Uno de los policías viajó conmigo en el asiento trasero; el otro enfiló
el auto hacia la carretera de Cumanayagua. Traté de disuadirlos de ir a
mi casa con tal de evitar un encuentro con mi madre, pero los guardias
dijeron que debían hacer un registro. Creo que siguió un breve
intercambio y que los policías lamentaron tener que aprehender a un
muchacho de 18 años "por una tontería", y que censuraron mis
"actividades subversivas". Yo respondí que "no había hecho nada".
Mis sospechas en lo tocante a la maldad esencial del sistema (el
castrismo, la revolución, el socialismo, o como quiera llamársele)
quedaron confirmadas en el transcurso del arresto y el allanamiento. Mi
detención era improcedente y cruel. Ahora unos extraños registraban
debajo de los colchones, volcaban escaparates y libreros. A los
parientes y vecinos que venían a esa hora a tomar café y visitar a mi
madre los tomaron prisioneros. El registro duró alrededor de cinco
horas, al final de las cuales los policías cargaron el Alfa de libros,
revistas, cuadros y varias cajas de papeles. Partimos hacia un lugar no
especificado que resultó ser el G2 de Santa Clara.

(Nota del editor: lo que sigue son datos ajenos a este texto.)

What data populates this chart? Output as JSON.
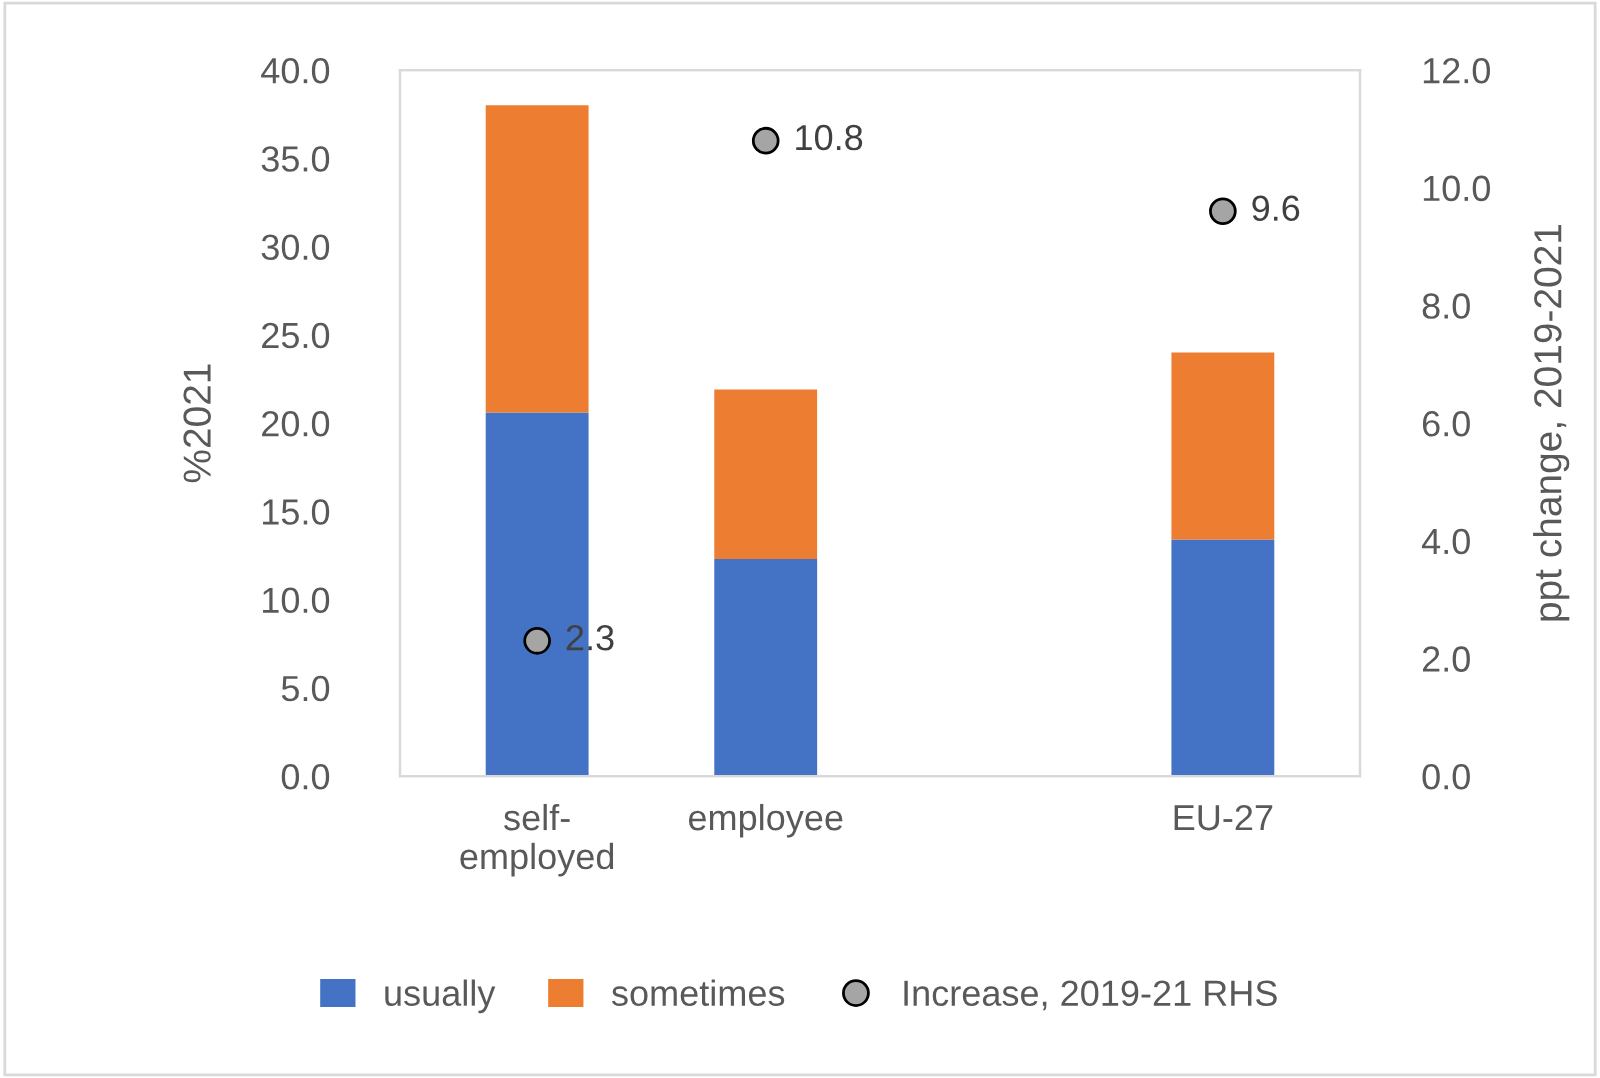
{
  "chart_data": {
    "type": "bar",
    "stacked": true,
    "ylabel": "%2021",
    "y2label": "ppt change, 2019-2021",
    "categories": [
      "self-\nemployed",
      "employee",
      null,
      "EU-27"
    ],
    "series": [
      {
        "name": "usually",
        "color": "#4472c4",
        "values": [
          20.6,
          12.3,
          null,
          13.4
        ]
      },
      {
        "name": "sometimes",
        "color": "#ed7d31",
        "values": [
          17.4,
          9.6,
          null,
          10.6
        ]
      },
      {
        "name": "Increase, 2019-21 RHS",
        "type": "scatter",
        "axis": "y2",
        "color": "#a5a5a5",
        "marker": "circle",
        "values": [
          2.3,
          10.8,
          null,
          9.6
        ],
        "value_labels": [
          "2.3",
          "10.8",
          null,
          "9.6"
        ]
      }
    ],
    "ylim": [
      0,
      40
    ],
    "yticks": [
      {
        "value": 0,
        "label": "0.0"
      },
      {
        "value": 5,
        "label": "5.0"
      },
      {
        "value": 10,
        "label": "10.0"
      },
      {
        "value": 15,
        "label": "15.0"
      },
      {
        "value": 20,
        "label": "20.0"
      },
      {
        "value": 25,
        "label": "25.0"
      },
      {
        "value": 30,
        "label": "30.0"
      },
      {
        "value": 35,
        "label": "35.0"
      },
      {
        "value": 40,
        "label": "40.0"
      }
    ],
    "y2lim": [
      0,
      12
    ],
    "y2ticks": [
      {
        "value": 0,
        "label": "0.0"
      },
      {
        "value": 2,
        "label": "2.0"
      },
      {
        "value": 4,
        "label": "4.0"
      },
      {
        "value": 6,
        "label": "6.0"
      },
      {
        "value": 8,
        "label": "8.0"
      },
      {
        "value": 10,
        "label": "10.0"
      },
      {
        "value": 12,
        "label": "12.0"
      }
    ],
    "grid": false,
    "legend": "bottom"
  }
}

En el G2 pasé los primeros 30 días de encierro. Durante ese mes sentí
terror, desesperación, remordimiento, y quizás hasta un poco de
orgullo. Me consideraba superior a mis captores por el simple hecho de
estar enterado del engaño, por saber lo que ahora sabía, aunque sin
planteármelo en esos términos. De alguna manera, me regodeaba en el
arresto, el registro y la humillación.